Rosalind placed her hands on Robert's shoulders and leaned upward to kiss him. "Thank you for the roses, brother. They're quite lovely." She then turned and whispered into Robert's ear, "Now, what did you do with my chalk?"
Rosalind could tell by heat of the sun on her skin and the light breeze that she was outside, but nothing else. The blindfold she had on was surprisingly good at blocking out light. Robert had her right hand clasped in his, guiding her somewhere.
"Will you please tell me what's going on? At least tell me why you've blindfolded me yet I remain fully clothed."
Robert stopped dead in his tracks. "The children are present." He whispered through clenched teeth.
Before Ronald or Rosamond Lutece could even finish opening their mouths, Robert said "I'll explain at a much, much, later date." The twins stared up at their father and each raised an eyebrow.

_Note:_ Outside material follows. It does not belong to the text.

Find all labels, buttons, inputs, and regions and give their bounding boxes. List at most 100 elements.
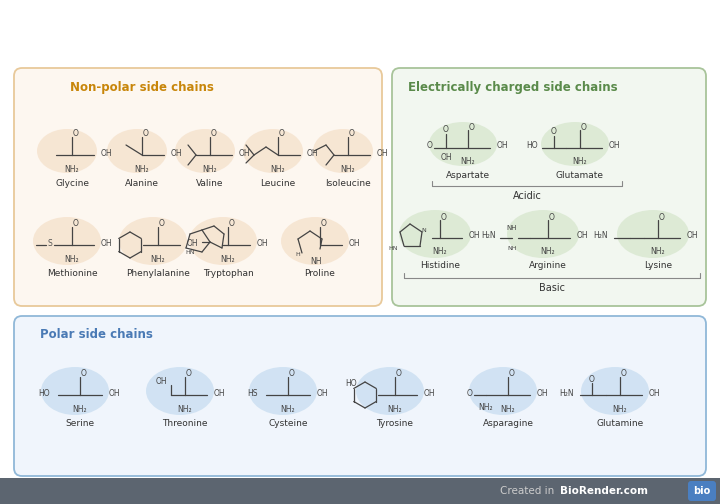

"We might as well take your blindfold off now," Robert said. Ronald and Rosamond lost interest in their mother's previous comment and waited with baited breath while Robert undid the blindfold.
Rosalind blinked, then rubbed her at her eyes while they adjusted to the sunlight. They were outside the city, near a wooded area. Directly in front of her was a chain link fence. Behind the fence were row upon row of squat, white and grey boxes. Rosalind leaned forward a bit and was able to pick up a faint buzzing sound from up ahead.
"Rosalind, children, I present to you an apiary." Robert gestured to the fenced off area before them. "Happy Valentine's Day."
The twins ran up to Rosalind and hugged her tightly. "Happy Valentine's Day, mother!"
"Saint Valentine is the patron saint of bees, after all." Robert smirked.
Rosalind smiled while returning Ronald and Rosamond's hugs.
"Father said you taught him that a long time ago," Rosamond said.
"Yes, I think I did." She looked over at Robert, a smug grin on both of their faces.
"Alright. Is everyone ready to discover something about bees?" Robert asked. The twins nodded eagerly and ran for the fence. Robert and Rosalind followed.
Ronald stopped short, looking back at his parents. "Wait," he asked, "Won't the bees sting us?"
Robert's smile faded as if he had not considered this prospect before. "On second thought, let's make sure to keep a fair distance from the actual hives."